1) Gladys Knight, known as the “Empress of Soul,” used to be followed everywhere she performed, and no, it wasn’t by a stalker or the government. She had a group of highly talented male back-up singers called The Pips. Knight—a four-time Grammy Award-winner during her ’70s heyday with The Pips—is best known for the songs “Midnight Train to Georgia” and “Neither One of Us (Wants to Be the First to Say Goodbye).” Last September she released a gospel album, Where My Heart Belongs. The Spinners, a male vocal and dance group who originated in the suburbs of Detroit, also enjoyed considerable success in the ’70s creating top 10 hits, including “Could It Be I’m Falling in Love,” “The Rubber Band Man,” and “I’ll Be Around.” In ’74, they teamed up with Dionne Warwick to produce the number one smash hit “Then Came You.” Tonight, however, we get a new combination of vintage talent: It’s Knight and the Spinners together at Heinz Hall. 8 p.m. 600 Penn Ave., Cultural District.
2) Fresh off an appearance earlier this month at Strip District Music Fest, Daily Grind will lower the volume, but certainly not the intensity, for an acoustic show at Double Wide Grill. The Pittsburgh four-piece draws from alternative rock and hip hop, making for a sound rife with hooks—and these young musicians understand the dedication it takes to make it. Just look at their band name, or check out their new single “The Life & Times, Circa Now” which has lyrics like: “But I would rather be insane than lazy / Even the Beatles spent some time in the van.” The dedication has paid off. From parents’ basements to cross-country tour to headlining local venues like the Hard Rock Cafe and Altar Bar, ’14 was a good year for Daily Grind. The group also released its debut album, The Green Plan, and has another album due this year. 2015 should only bring further success, provided the band members keep to their own slogan and “Stay Grinding.” 9 p.m. 100 Adams Shoppes, Mars.

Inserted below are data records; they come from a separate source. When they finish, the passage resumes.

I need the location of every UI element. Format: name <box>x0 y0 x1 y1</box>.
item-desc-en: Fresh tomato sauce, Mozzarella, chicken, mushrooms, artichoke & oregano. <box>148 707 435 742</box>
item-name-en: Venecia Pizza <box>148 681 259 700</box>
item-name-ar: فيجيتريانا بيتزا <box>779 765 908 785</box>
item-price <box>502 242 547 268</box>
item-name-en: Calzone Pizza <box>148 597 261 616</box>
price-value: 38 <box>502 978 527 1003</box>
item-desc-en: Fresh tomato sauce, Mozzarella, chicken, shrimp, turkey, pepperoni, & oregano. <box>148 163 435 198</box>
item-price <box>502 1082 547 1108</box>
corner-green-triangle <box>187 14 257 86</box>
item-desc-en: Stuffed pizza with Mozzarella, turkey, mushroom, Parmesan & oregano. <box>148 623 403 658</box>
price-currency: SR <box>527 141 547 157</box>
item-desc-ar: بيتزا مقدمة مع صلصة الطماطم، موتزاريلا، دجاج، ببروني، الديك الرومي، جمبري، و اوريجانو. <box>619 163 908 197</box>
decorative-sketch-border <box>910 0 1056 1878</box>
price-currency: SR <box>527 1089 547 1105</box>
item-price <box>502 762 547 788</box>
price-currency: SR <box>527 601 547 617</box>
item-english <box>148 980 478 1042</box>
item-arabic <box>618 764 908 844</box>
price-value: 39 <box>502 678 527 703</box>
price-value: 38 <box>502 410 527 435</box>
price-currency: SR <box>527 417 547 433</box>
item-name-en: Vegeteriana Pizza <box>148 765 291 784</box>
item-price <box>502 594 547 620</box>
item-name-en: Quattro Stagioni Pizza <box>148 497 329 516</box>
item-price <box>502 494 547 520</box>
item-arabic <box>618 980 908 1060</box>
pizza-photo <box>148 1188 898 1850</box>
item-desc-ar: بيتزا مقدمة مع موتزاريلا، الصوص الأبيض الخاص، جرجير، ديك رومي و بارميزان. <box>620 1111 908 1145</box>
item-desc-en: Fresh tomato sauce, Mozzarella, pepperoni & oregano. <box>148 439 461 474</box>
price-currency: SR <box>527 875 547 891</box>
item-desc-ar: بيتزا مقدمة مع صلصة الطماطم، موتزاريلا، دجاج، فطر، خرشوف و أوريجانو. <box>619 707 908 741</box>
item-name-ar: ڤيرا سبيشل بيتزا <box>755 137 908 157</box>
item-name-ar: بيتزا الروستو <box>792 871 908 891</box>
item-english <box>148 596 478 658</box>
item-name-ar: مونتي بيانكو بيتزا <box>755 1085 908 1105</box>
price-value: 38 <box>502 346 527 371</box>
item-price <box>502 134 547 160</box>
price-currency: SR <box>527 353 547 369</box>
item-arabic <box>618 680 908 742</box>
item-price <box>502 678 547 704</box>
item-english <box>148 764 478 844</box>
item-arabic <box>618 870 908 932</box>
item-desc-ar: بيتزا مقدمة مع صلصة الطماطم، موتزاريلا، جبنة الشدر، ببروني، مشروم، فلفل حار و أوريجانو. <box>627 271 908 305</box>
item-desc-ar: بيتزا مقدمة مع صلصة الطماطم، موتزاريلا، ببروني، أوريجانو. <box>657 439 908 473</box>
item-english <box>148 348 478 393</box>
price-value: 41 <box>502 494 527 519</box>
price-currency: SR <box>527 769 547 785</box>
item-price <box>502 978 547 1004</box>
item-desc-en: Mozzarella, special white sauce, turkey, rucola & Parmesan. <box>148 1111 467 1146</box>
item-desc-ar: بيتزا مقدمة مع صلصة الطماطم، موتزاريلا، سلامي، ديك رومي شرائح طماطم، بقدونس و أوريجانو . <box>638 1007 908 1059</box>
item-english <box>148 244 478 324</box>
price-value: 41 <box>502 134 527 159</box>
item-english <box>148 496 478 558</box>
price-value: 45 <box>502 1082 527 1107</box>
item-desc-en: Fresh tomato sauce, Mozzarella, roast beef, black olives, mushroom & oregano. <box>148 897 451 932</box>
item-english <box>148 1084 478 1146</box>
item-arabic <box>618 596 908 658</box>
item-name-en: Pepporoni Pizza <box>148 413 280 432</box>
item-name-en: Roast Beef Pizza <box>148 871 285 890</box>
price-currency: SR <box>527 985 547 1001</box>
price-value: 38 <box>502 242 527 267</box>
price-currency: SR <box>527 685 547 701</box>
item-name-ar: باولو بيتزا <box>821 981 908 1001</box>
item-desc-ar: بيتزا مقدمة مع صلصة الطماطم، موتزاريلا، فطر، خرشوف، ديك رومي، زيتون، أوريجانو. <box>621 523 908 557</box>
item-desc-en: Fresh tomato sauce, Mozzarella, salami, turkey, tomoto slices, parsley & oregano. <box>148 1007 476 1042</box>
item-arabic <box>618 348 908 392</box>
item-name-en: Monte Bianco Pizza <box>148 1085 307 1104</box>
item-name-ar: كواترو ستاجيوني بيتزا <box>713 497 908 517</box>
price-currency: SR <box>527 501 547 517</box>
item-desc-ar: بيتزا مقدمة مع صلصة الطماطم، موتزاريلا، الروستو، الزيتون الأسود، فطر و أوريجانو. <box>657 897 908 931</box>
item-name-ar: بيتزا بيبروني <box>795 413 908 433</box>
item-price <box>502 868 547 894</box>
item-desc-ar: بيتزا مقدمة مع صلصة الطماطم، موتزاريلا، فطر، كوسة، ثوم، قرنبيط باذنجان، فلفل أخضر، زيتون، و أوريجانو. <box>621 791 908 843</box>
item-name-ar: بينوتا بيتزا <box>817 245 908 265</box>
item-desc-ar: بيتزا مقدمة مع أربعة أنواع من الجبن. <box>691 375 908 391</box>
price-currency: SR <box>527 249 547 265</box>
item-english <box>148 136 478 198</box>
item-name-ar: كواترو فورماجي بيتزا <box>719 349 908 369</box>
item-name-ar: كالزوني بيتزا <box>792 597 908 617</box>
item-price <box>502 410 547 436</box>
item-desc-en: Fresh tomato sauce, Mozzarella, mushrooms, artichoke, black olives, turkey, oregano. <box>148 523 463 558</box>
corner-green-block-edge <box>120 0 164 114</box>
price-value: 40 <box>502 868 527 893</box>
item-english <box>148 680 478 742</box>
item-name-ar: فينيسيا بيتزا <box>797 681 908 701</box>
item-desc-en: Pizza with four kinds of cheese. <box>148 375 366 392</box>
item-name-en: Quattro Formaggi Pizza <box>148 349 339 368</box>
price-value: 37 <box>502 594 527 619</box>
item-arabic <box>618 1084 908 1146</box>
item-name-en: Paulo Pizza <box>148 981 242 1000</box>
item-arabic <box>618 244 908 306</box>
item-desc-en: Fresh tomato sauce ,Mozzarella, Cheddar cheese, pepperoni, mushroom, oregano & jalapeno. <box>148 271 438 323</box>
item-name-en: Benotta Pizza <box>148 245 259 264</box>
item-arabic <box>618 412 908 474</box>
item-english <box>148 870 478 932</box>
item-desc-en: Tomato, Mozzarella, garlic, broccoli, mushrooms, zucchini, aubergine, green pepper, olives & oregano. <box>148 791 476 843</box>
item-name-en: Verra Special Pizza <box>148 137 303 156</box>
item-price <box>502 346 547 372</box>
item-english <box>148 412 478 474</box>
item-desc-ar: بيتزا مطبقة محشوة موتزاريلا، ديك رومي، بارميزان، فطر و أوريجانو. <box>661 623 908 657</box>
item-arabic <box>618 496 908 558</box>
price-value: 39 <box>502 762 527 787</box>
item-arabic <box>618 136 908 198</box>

3) If January finds you in a throwback mood, yearning for old-time melodrama and music, Rodelinda is the opera for you. Pittsburgh Opera is performing G. F. Handel’s stirring 18th-century work with the music played authentically on instruments of the period by members of Chatham Baroque. The opera is based (loosely) on the true story of Rodelinda, Queen of the Lombards, who struggles to remain steadfast while her usurped husband fights to regain his kingdom. One deviation from authenticity: the king’s role was written for an alto castrato, but we no longer castrate young male singers, so the high-pitched part is often sung by a woman. Pittsburgh Opera has Corrie Stallings as King Bertarido and Jasmine Muhammad as Rodelinda. Tonight is opening night with a performance at 8 p.m. Runs through Feb. 1. At CAPA Theater, 111 9th St., Cultural District.